7 de setembro de 2010

RPG: Uma Arte Sequencial?

Não, quem vê capa não vê qualidade de
animação.
Bom, para começar, tive a idéia de escrever esse post hoje de madrugada para ser preciso. Após assistir o filme animado de Dragonlance - Os Dragões do Crepúsculo do Outono (para quem não ficou sabendo, passou no Telecine às 1:45 da manhã). Muita gente já havia criticado o filme, e mesmo eu não sendo um conhecedor não tão ávido quanto gostaria de Krinn, faço minhas as palavras de um amigo meu a respeito da adaptação: "Dragonlance não merecia isso". Beleza, mas antes que comece a chuva de pedras, meteoros e outros dejetos críticos ao meu posicionamento, vou fazer um momento de advogado do Diabo aqui:

Antes de mais nada, vale a pena ressaltar que a Wizards of the Coast (aliás, ainda é estranho ver esse nome nos créditos de um filme) nunca foi de investir muito em mídias externas além de seus próprios produtos. Sim, tivemos o épico Caverna do Dragão, mas me refiro à quantidade de capital investida no projeto. Caverna foi uma série animada feita praticamente como um milagre em parceria com a Marvel, empresa que na época se mostrava ascendente, mas nem de longe tão poderosa quanto o gigante que é hoje. Também devemos lembrar dos doloridos dois longas que D&D já gerou. Sim, o segundo é melhor que o primeiro, mas não por mérito deste, é porque o primeiro filme é tão agradável de se assistir como uma lobotomia sem anestesia. Dito isto, vamos a Dragonlance.

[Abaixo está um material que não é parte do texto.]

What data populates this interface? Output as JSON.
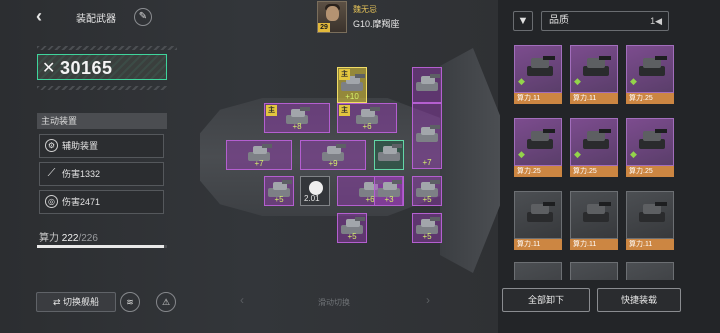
{
  "header": {
    "title": "装配武器",
    "back_icon": "back-arrow-icon",
    "edit_icon": "edit-icon"
  },
  "pilot": {
    "name": "魏无忌",
    "level": "29",
    "ship": "G10.摩羯座"
  },
  "power": {
    "icon": "✕",
    "value": "30165"
  },
  "active_equipment": {
    "header": "主动装置",
    "items": [
      {
        "icon": "gear-icon",
        "glyph": "⚙",
        "label": "辅助装置"
      },
      {
        "icon": "slash-icon",
        "glyph": "⟋",
        "label": "伤害1332"
      },
      {
        "icon": "target-icon",
        "glyph": "◎",
        "label": "伤害2471"
      }
    ]
  },
  "assembly_points": {
    "label": "算力",
    "current": "222",
    "total": "/226",
    "fill": 0.98
  },
  "bottom": {
    "switch_ship": "⇄ 切换舰船",
    "slide_hint": "滑动切换",
    "btn1_glyph": "≋",
    "btn2_glyph": "⚠"
  },
  "slots": [
    {
      "id": "s1",
      "plus": "+10",
      "badge": "主",
      "variant": "yellow"
    },
    {
      "id": "s2",
      "plus": "",
      "badge": "",
      "variant": "purple"
    },
    {
      "id": "s3",
      "plus": "+8",
      "badge": "主",
      "variant": "purple"
    },
    {
      "id": "s4",
      "plus": "+6",
      "badge": "主",
      "variant": "purple"
    },
    {
      "id": "s5",
      "plus": "+7",
      "badge": "",
      "variant": "purple"
    },
    {
      "id": "s6",
      "plus": "+7",
      "badge": "",
      "variant": "purple"
    },
    {
      "id": "s7",
      "plus": "+9",
      "badge": "",
      "variant": "purple"
    },
    {
      "id": "s8",
      "plus": "",
      "badge": "",
      "variant": "green"
    },
    {
      "id": "s9",
      "plus": "+5",
      "badge": "",
      "variant": "purple"
    },
    {
      "id": "s10",
      "plus": "+5",
      "badge": "",
      "variant": "purple"
    },
    {
      "id": "s11",
      "plus": "",
      "badge": "",
      "variant": "dark",
      "lv": "2.01"
    },
    {
      "id": "s12",
      "plus": "+6",
      "badge": "",
      "variant": "purple"
    },
    {
      "id": "s13",
      "plus": "+5",
      "badge": "",
      "variant": "purple"
    },
    {
      "id": "s14",
      "plus": "+5",
      "badge": "",
      "variant": "purple"
    },
    {
      "id": "s15",
      "plus": "+3",
      "badge": "",
      "variant": "purple"
    }
  ],
  "inventory": {
    "filter_icon": "filter-icon",
    "quality_label": "品质",
    "sort_glyph": "1◀",
    "cards": [
      {
        "label": "算力.11",
        "variant": "purple"
      },
      {
        "label": "算力.11",
        "variant": "purple"
      },
      {
        "label": "算力.25",
        "variant": "purple"
      },
      {
        "label": "算力.25",
        "variant": "purple"
      },
      {
        "label": "算力.25",
        "variant": "purple"
      },
      {
        "label": "算力.25",
        "variant": "purple"
      },
      {
        "label": "算力.11",
        "variant": "gray"
      },
      {
        "label": "算力.11",
        "variant": "gray"
      },
      {
        "label": "算力.11",
        "variant": "gray"
      }
    ],
    "unload_all": "全部卸下",
    "quick_equip": "快捷装载"
  }
}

Goldmoon era "desenhada" assim...
... mas ficou desenhada assim. Pq raios a roupa resolveu
ficar branca?
A primeira dificuldade que se enfrenta nesse tipo de adaptação, é o ritmo narrativo. Drangolance é uma originalmente uma série de volumes literários bastante extensa, e pela própria plataforma de romance escrito, permite-se um tempo maior numa cena, maior atenção a diálogos, movimentos sutis, etc., o que geraria um ritmo "mais lento" de narrativa, que permite maior descrição. Num filme, seja ele animado ou live-action, espera-se VER ação. Movimento, vivacidade, narrativa andando. Duvido muito que o filme Joana d'Arc original, feito em preto e branco, fosse um sucesso de crítica ou público se fosse feito hoje, apenas pela exaustão visual causada pelas LOOONGAS tomadas de Joana na prisão, entediante e maçante de se ver. Sim, há um propósito narrativo pra tamanha morbidez na obra, a questão é que o público pede ação, os desenhistas cobram por hora, e o orçamento é curto. Resultado: o editor senta a tesoura em tudo aquilo que não é estritamente necessário para o entendimento da narrativa. Isso irremediavelmente causa uma narrativa rasa, sem profundidade ou atenção aos tão cativantes detalhes menores dos personagens da trama. Isso causa um resultado final inferior ao desejado? Para os fãs, sim. Para os acionistas que já estão lucrando com os produtos "canônicos" de D&D, nem tanto. Aliás, do ponto de vista deles, eles estão até felizes, já que deixaram de perder alguns milhões investindo num produto que provavelmente não tinha como dar certo mesmo.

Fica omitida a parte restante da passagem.